Anyone who visits Wikipedia currently will (or at least should) notice a very large banner ad at the top of the page that says “Please Read: A Personal Appeal from Wikipedia Founder Jimmy Wales.” This ad rotates with a few others asking for donations to the Wikimedia Foundation. The personal appeal from its founder can be found here. What bothers me most about this is that it states its goal is “imagine a world where every single person on the planet is given free access to the sum of all human knowledge.” Here’s a few reasons why this bothers me so:
1. Is “the sum of all human knowledge” even accessible? There are many subjects (especially the more abstract ones) which don’t have nice, clear-cut answers that make the sum of all knowledge rather silly. In other words, these things are hotly debated and unless all viewpoints are explained, this project fails to realize “the sum of all human knowledge.”
2. Is Wikipedia this storehouse of information? Probably not. The best and wort part of a community like Wikipedia is that Joe the Plumber has as much credibility and influence on a Wikipedia article on Schroedinger’s Paradox as a theoretical physicist whose life’s work is on that exact subject. Secondly, since Wikipedia does not allow people to promote their own research/understanding, all information must be, by default, secondhand at best. Wikipedia is good in that it requires sources for “verification,” but looking at the topics which I am knowledgable, these sources aren’t even primary sources but already secondary sources with the opinions of the secondary authors. I could go on a rant here, but it is not vital to this article.
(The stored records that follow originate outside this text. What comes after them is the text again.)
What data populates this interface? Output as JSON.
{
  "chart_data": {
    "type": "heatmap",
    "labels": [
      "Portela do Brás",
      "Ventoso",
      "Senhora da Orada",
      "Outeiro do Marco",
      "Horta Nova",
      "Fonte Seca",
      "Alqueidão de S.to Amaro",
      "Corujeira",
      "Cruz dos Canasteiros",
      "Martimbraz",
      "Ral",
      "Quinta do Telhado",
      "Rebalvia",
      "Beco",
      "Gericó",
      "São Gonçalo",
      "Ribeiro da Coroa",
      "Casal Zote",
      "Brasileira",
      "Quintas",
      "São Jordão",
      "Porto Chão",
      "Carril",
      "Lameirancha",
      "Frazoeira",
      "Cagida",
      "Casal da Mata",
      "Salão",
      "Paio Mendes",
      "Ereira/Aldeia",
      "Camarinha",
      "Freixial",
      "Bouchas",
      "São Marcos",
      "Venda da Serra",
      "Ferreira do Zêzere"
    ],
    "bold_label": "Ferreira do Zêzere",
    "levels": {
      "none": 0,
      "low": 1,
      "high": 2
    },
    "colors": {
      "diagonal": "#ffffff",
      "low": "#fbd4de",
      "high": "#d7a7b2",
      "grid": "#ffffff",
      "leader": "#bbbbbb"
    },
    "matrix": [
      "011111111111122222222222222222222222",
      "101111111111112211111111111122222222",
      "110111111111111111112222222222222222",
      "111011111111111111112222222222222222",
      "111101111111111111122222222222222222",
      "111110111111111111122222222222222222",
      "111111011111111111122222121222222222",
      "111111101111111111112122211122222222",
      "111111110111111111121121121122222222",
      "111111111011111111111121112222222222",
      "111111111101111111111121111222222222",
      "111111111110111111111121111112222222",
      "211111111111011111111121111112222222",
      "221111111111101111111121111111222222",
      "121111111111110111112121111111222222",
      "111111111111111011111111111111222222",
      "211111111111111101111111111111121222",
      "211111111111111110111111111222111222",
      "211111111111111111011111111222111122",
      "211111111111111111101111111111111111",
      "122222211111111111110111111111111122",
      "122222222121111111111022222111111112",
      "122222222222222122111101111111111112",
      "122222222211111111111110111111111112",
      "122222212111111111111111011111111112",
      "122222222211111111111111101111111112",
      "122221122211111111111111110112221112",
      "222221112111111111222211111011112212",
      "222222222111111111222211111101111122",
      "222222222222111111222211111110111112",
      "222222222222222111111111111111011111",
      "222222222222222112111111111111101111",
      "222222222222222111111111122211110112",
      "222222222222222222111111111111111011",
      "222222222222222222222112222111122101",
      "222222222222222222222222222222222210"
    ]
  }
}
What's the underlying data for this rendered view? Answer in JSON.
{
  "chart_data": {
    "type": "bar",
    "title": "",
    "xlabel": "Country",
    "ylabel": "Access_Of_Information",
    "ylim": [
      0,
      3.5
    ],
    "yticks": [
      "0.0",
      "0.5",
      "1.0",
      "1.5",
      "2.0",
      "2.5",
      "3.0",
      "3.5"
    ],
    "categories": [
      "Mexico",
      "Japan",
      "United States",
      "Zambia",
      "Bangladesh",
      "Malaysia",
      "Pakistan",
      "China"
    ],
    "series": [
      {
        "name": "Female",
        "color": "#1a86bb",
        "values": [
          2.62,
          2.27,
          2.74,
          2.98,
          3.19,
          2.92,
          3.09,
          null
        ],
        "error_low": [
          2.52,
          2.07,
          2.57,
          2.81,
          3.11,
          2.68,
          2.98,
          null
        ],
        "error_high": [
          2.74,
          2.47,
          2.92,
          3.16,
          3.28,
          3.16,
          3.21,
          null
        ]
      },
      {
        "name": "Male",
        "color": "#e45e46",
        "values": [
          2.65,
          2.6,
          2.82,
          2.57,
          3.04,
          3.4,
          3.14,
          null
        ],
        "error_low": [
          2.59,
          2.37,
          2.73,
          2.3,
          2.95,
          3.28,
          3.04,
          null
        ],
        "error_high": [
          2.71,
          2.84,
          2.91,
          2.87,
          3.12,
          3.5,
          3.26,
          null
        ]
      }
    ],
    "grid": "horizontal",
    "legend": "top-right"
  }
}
3. Who gets to determine which information is valid for a Wikipedia entry? In short, the Wikipedia community. I’m not a conspiracy theorist who believes the bulk of Wikipedia is moderated by a small group of zealots. However, I don’t expect the large majority of people to be experts on any given topic. In other words, the experts on any given topic are always in the minority, which means their expertise is counted equally with the majority’s lack of expertise.
4. Who doesn’t have free access to Wikipedia? I can think of two examples: those who lack internet access and those who are denied access to Wikipedia (either by governments or ISPs). Both of these categories are things that the Wikimedia Foundation does not list in its goals. What do they list? In short, their own sustainability (check out the about page in the annual report). Where does their money go? The majority of the $5.6M goes to paying for salaries, travel, business-related expenses, and real estate. In other words, they are an incarnation of “consumer-supported” products (such as PBS, public radio, etc). “Free access” in their case means keeping them in business; everyone must provide their own avenue to Wikipedia.
Wikipedia’s fundraising here isn’t so that every single person on the planet has access to the sum of all human knowledge. It is, instead, so that every single person on the planet–who has proer internet access–has access to a summary of information democratically chosen and edited primarily by average people with average understanding.